Microsoft, with all due respect, what the heck are you guys thinking there?
For context, I have just had this feature rolled out to some of our Windows 10 Pro non-domain joined PCs on 20H2.
Firstly, how did this feature even pass testing? Whenever you mouse over it, it hijacks 1/4 of the screen real estate, which is very annoying.
Secondly, do you care to elaborate how the data gets personalised despite having every privacy setting already enabled and using a 3rd party browser (Firefox) with all of it's privacy settings, including uBlock Origin and Privacy Badger extensions enabled?
Thirdly, why has this new feature been pushed out of band and not with the 21H1 update? Isn't the whole point of the 6-monthly feature update to enable the new features? so Why was it enabled outside of the feature update when these kinds of changes could be expected from the feature update?
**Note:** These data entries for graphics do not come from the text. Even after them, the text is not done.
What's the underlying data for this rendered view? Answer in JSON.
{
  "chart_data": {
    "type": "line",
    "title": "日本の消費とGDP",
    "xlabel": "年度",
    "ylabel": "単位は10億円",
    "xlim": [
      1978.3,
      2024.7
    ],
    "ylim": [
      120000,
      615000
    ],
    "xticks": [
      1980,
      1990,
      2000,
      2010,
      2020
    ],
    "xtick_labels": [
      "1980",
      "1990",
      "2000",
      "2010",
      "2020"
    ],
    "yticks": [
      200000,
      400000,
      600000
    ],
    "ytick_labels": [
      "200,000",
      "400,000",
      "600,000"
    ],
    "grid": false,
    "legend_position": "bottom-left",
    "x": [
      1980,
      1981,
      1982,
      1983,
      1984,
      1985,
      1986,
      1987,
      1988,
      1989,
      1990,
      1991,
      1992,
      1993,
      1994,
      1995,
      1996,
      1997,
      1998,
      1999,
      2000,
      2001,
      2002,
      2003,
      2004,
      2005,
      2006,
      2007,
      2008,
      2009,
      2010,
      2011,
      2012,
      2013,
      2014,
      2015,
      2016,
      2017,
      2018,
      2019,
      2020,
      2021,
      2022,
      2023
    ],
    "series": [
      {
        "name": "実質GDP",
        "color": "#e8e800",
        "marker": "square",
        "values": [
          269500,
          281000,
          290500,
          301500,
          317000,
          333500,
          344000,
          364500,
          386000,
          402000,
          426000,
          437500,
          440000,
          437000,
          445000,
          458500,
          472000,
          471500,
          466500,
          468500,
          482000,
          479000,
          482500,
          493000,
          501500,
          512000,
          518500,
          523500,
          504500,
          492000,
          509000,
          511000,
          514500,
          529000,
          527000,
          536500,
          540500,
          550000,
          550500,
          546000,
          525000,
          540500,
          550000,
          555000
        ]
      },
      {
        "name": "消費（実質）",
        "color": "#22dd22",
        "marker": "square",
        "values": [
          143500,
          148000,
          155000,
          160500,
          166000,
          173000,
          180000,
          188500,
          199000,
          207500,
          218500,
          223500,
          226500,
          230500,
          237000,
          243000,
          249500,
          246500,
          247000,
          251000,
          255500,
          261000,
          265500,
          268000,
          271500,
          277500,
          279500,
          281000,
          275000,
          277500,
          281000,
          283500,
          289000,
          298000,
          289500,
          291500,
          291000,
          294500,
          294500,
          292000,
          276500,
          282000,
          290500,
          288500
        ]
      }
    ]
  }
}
And the Insiders only tested this on 21H1. The correct thing to do would have been to enable it with 21H1 only because this has not been properly tested on prior builds. If someone really wanted it on a prior build (for some reason), it should be a deliberate act to enable this functionality path.
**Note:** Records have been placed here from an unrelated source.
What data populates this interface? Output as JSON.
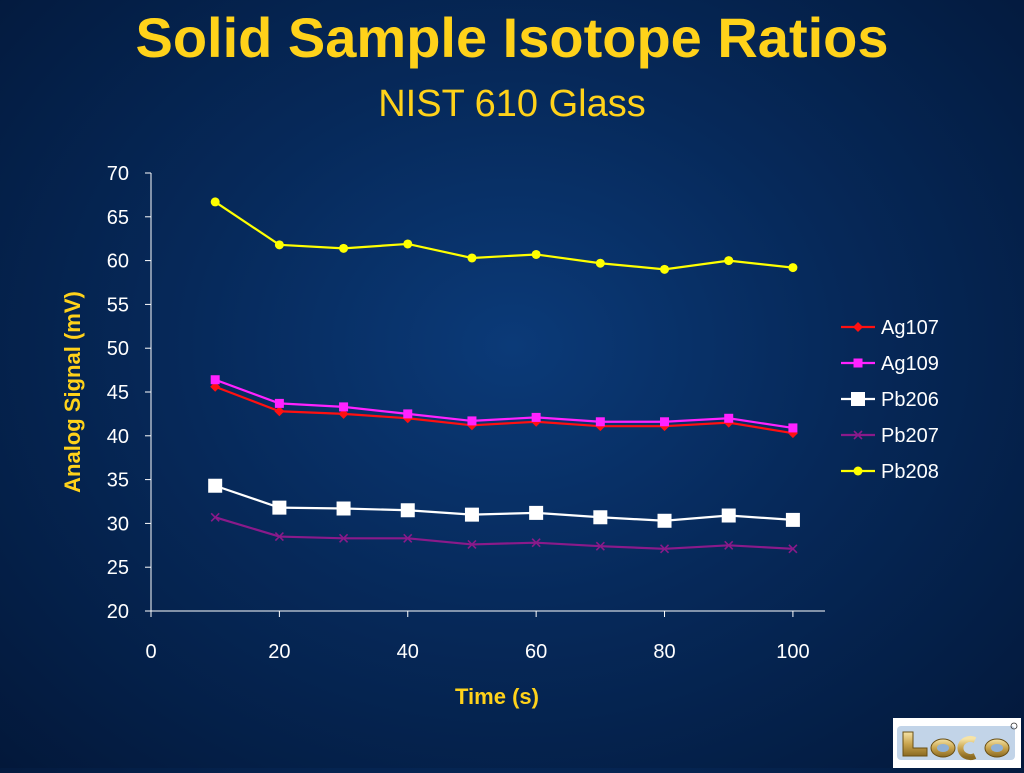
{
  "page": {
    "title": "Solid Sample Isotope Ratios",
    "subtitle": "NIST 610 Glass"
  },
  "logo": {
    "text": "Leco"
  },
  "colors": {
    "text_accent": "#ffd21a",
    "axis": "#ffffff"
  },
  "chart_data": {
    "type": "line",
    "title": "Solid Sample Isotope Ratios",
    "subtitle": "NIST 610 Glass",
    "xlabel": "Time (s)",
    "ylabel": "Analog Signal (mV)",
    "xlim": [
      0,
      105
    ],
    "ylim": [
      20,
      70
    ],
    "xticks": [
      0,
      20,
      40,
      60,
      80,
      100
    ],
    "yticks": [
      20,
      25,
      30,
      35,
      40,
      45,
      50,
      55,
      60,
      65,
      70
    ],
    "grid": false,
    "legend_position": "right",
    "x": [
      10,
      20,
      30,
      40,
      50,
      60,
      70,
      80,
      90,
      100
    ],
    "series": [
      {
        "name": "Ag107",
        "color": "#ff1010",
        "marker": "diamond",
        "values": [
          45.6,
          42.8,
          42.5,
          42.0,
          41.2,
          41.6,
          41.1,
          41.1,
          41.5,
          40.3
        ]
      },
      {
        "name": "Ag109",
        "color": "#ff22ff",
        "marker": "square",
        "values": [
          46.4,
          43.7,
          43.3,
          42.5,
          41.7,
          42.1,
          41.6,
          41.6,
          42.0,
          40.9
        ]
      },
      {
        "name": "Pb206",
        "color": "#ffffff",
        "marker": "big-square",
        "values": [
          34.3,
          31.8,
          31.7,
          31.5,
          31.0,
          31.2,
          30.7,
          30.3,
          30.9,
          30.4
        ]
      },
      {
        "name": "Pb207",
        "color": "#8a1a8a",
        "marker": "x",
        "values": [
          30.7,
          28.5,
          28.3,
          28.3,
          27.6,
          27.8,
          27.4,
          27.1,
          27.5,
          27.1
        ]
      },
      {
        "name": "Pb208",
        "color": "#ffff00",
        "marker": "circle",
        "values": [
          66.7,
          61.8,
          61.4,
          61.9,
          60.3,
          60.7,
          59.7,
          59.0,
          60.0,
          59.2
        ]
      }
    ]
  }
}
Fourth, how is it exactly that features are silently being enabled on our PCs without even as much a log in the Windows Update interface? Is there a log of these silent enablements somewhere? Is there a news feed to subscribe to so that we can be aware of any silent enablements/disablements which could be coming our way or do we need to sign up to every Microsoft blog in existence and hope to stumble upon that information with less than a months notice? If we experience an issue as a result of a change, it makes it a lot harder to troubleshoot when you are not being transparent about the actions you are taking on the state of our PCs.
Fifth, from the tone of the most in making it "easily" managed and then providing all these tools for IT admins to disable it, it sounds like you already know and anticipate that most users would not want this useless feature which only gets in the way, so why did you even inflict it on your users in the first place? Thank you for even working new features at all, I'm sure a few fans like it, but I'm sure that anyone who would actually want it could simply just turn it on.
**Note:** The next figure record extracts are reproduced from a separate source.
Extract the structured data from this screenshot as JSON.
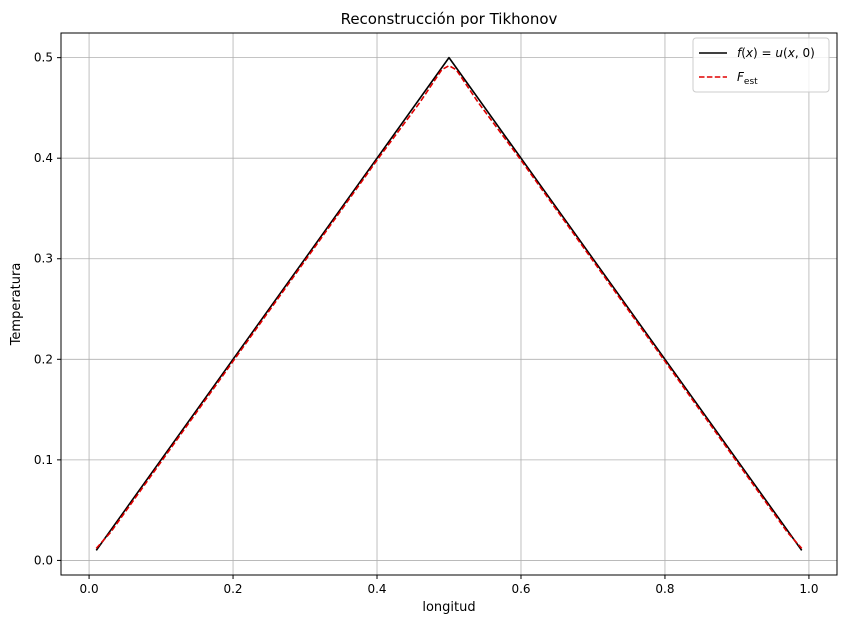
{
  "chart_data": {
    "type": "line",
    "title": "Reconstrucción por Tikhonov",
    "xlabel": "longitud",
    "ylabel": "Temperatura",
    "xlim": [
      -0.039,
      1.039
    ],
    "ylim": [
      -0.0145,
      0.5245
    ],
    "xticks": [
      0.0,
      0.2,
      0.4,
      0.6,
      0.8,
      1.0
    ],
    "xtick_labels": [
      "0.0",
      "0.2",
      "0.4",
      "0.6",
      "0.8",
      "1.0"
    ],
    "yticks": [
      0.0,
      0.1,
      0.2,
      0.3,
      0.4,
      0.5
    ],
    "ytick_labels": [
      "0.0",
      "0.1",
      "0.2",
      "0.3",
      "0.4",
      "0.5"
    ],
    "grid": true,
    "legend_position": "top-right",
    "series": [
      {
        "name": "f(x) = u(x, 0)",
        "color": "#000000",
        "style": "solid",
        "x": [
          0.01,
          0.5,
          0.99
        ],
        "y": [
          0.01,
          0.5,
          0.01
        ]
      },
      {
        "name": "F_est",
        "color": "#e00000",
        "style": "dashed",
        "x": [
          0.01,
          0.03,
          0.1,
          0.2,
          0.3,
          0.4,
          0.46,
          0.49,
          0.5,
          0.51,
          0.54,
          0.6,
          0.7,
          0.8,
          0.9,
          0.97,
          0.99
        ],
        "y": [
          0.012,
          0.028,
          0.098,
          0.198,
          0.298,
          0.398,
          0.456,
          0.488,
          0.492,
          0.488,
          0.456,
          0.398,
          0.298,
          0.198,
          0.098,
          0.028,
          0.012
        ]
      }
    ]
  }
}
Sixth, following from above, what is the setting which we can deploy to disable all feature related enablements similar to this one in the future, so that we don't get a repeat of this where we are forced to react after the fact? I understand that sometimes some performance/compatibility/crash etc. fixes get silently (refer to Point 4 why this is wrong) but those fixes are actually good, I want those fixes to keep coming (just not silently), but we should have more control to be able to prevent the unnecessary/feature related enablements from coming through. You know that we are just going to turn it off anyway, so why do you even waste your time and ours trying to force it on us, when you know that we are going to disable it anyway.
Microsoft, please do better. You are just hurting your customer's trust when you pull stunts like this.